What Nigeria Can Learn from Brazil
Nigeria is at a critical stage in its ESG development. The Securities and Exchange Commission has signaled alignment with ISSB standards. The NGX introduced enhanced ESG disclosure requirements in 2024. The Central Bank of Nigeria has also integrated ESG considerations into banking supervision frameworks.
However, coordination across institutions remains fragmented.
Brazil offers several lessons.
First, sequencing matters. Capacity building must precede enforcement. Even Brazil’s two-year transition period proved challenging for mid-tier firms. Nigeria’s corporate reporting environment is still developing, which makes phased implementation essential.

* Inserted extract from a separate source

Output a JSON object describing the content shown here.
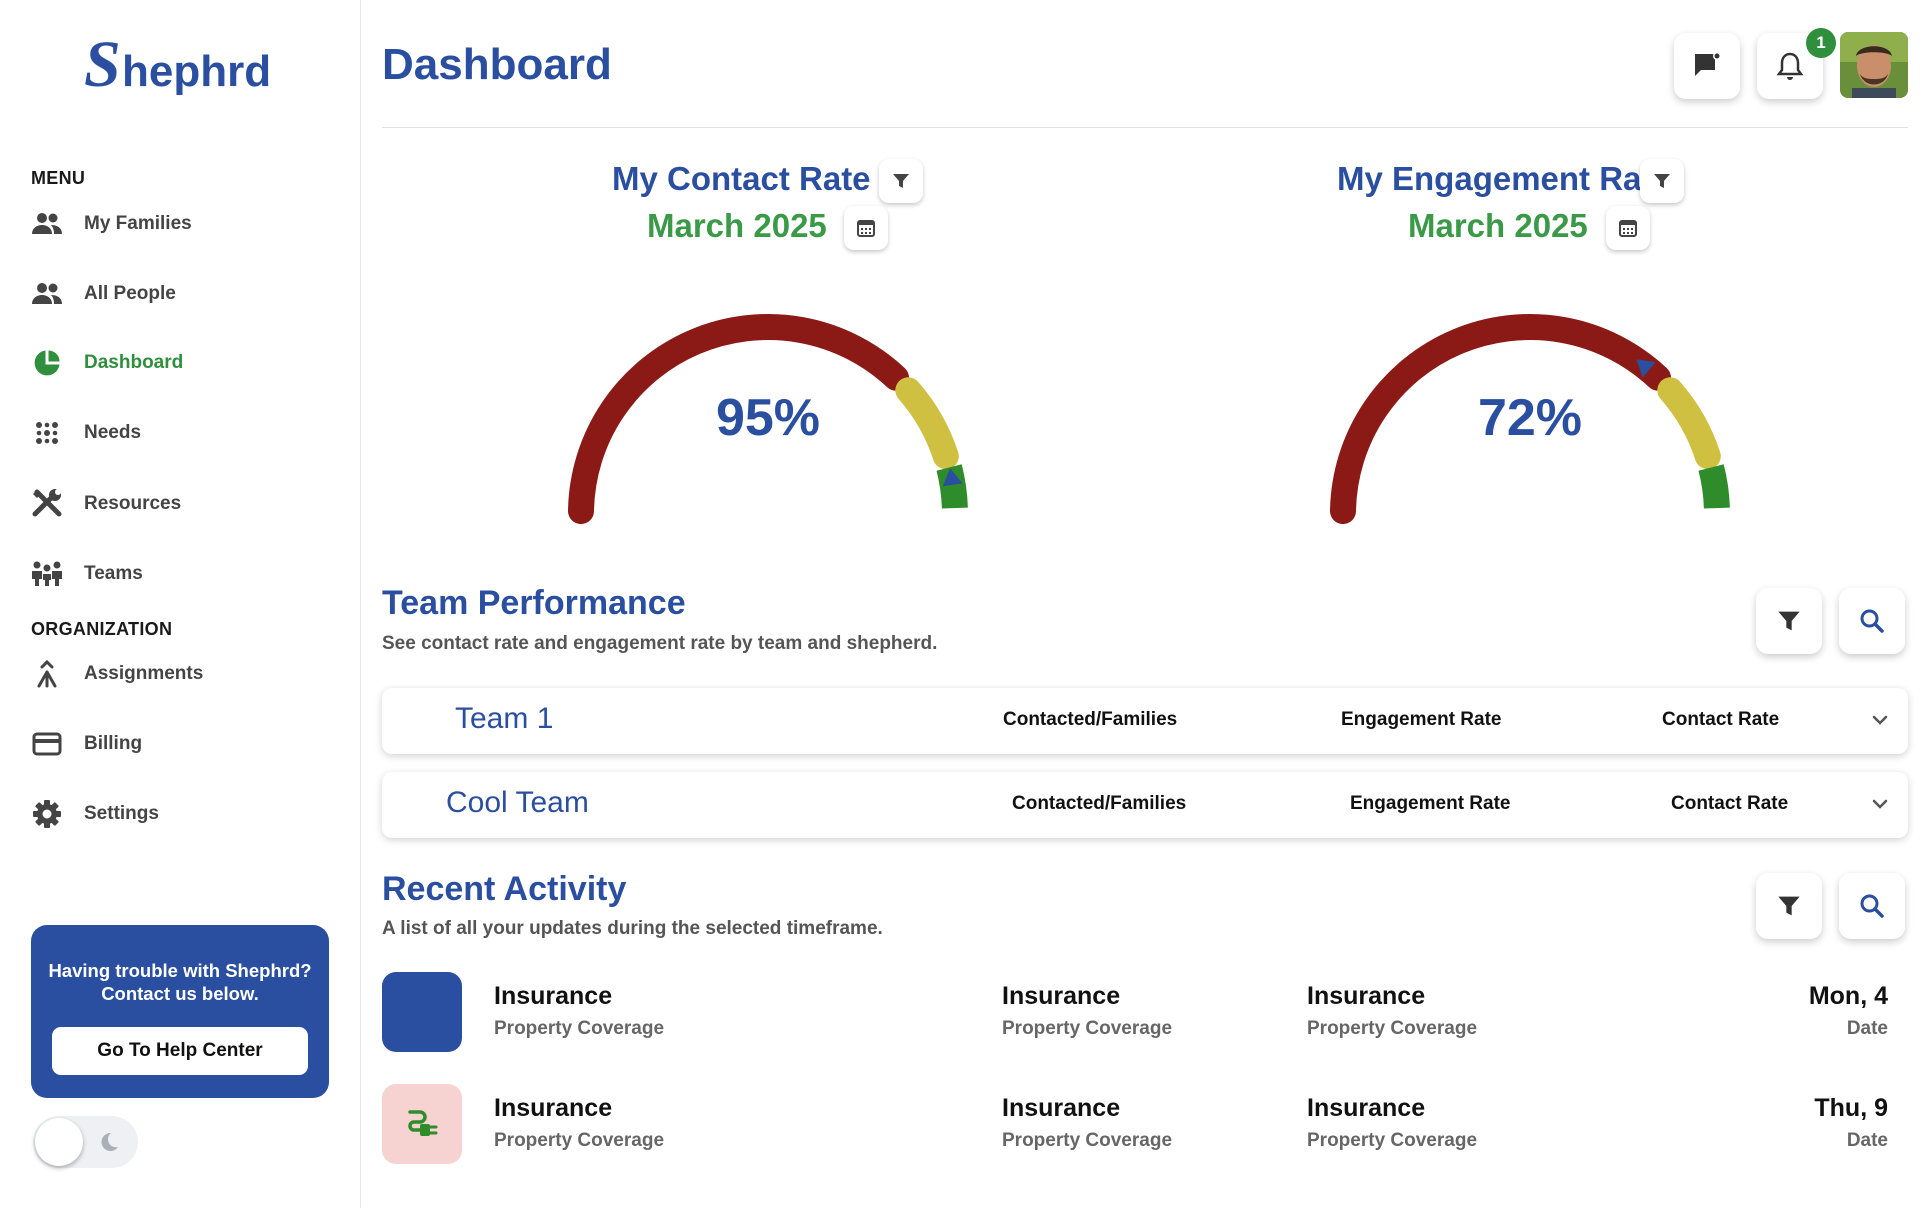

Second, regulatory fragmentation creates inefficiency. Multiple Nigerian agencies currently issue overlapping ESG guidance. A unified framework would reduce confusion and improve compliance quality.
Third, the comply-or-explain model may offer a balanced approach. It preserves transparency while allowing flexibility for firms with limited capacity. Investors still receive explanations, even when full reports are not produced.
Finally, SME capacity cannot be ignored. Many Nigerian listed companies lack the systems required for full ISSB-aligned reporting. Without tailored support, strict mandates risk future rollback.
Implications for ESG Reporting in Africa
Brazil’s decision carries wider implications for African capital markets. It reinforces that mandatory ESG reporting is difficult to sustain without strong underlying corporate infrastructure.
Exchanges such as the Johannesburg Stock Exchange and the Nairobi Securities Exchange have advanced ESG frameworks further than Nigeria. However, even these systems largely rely on guidance rather than strict enforcement.
For investors, especially development finance institutions such as the African Development Bank and the IFC, the key concern is not whether reporting is mandatory. The priority is whether disclosures are credible, consistent, and comparable.
A well-designed comply-or-explain system can support this goal. Poorly enforced mandatory systems may fail to deliver reliable data.
Multinational companies operating in Africa will continue ESG reporting due to home-country requirements. However, domestic firms need proportionate frameworks that reflect local capacity.
At the same time, financial institutions are increasingly embedding ESG risk into lending decisions. This means that even voluntary systems create real financial incentives for disclosure.
The biggest risk lies in pure voluntarism without safeguards. Historically, this leads to ESG reporting being concentrated among large firms, while mid-sized companies remain outside the system. Nigeria should avoid this imbalance.
Conclusion
Brazil’s shift from mandatory to voluntary ISSB-aligned reporting is not a reversal of sustainability ambition. Instead, it reflects a practical recognition that disclosure quality depends on institutional readiness.
When regulation moves faster than capacity, it risks producing compliance in form rather than substance.
For Nigeria and Africa, the lesson is not to reject mandates entirely. The lesson is to build the foundations first. Regulatory alignment, institutional coordination, and corporate capacity must come before enforcement.
Brazil’s comply-or-explain model is therefore not an endpoint. It is an intermediate step that attempts to balance flexibility with accountability.
As global ESG standards continue to evolve, with ISSB adoption expanding, Europe recalibrating its frameworks, and the United States stepping back, emerging markets face a clear challenge.
Their advantage will not come from the strictness of their rules. It will come from how clearly, consistently, and credibly those rules are designed and implemented.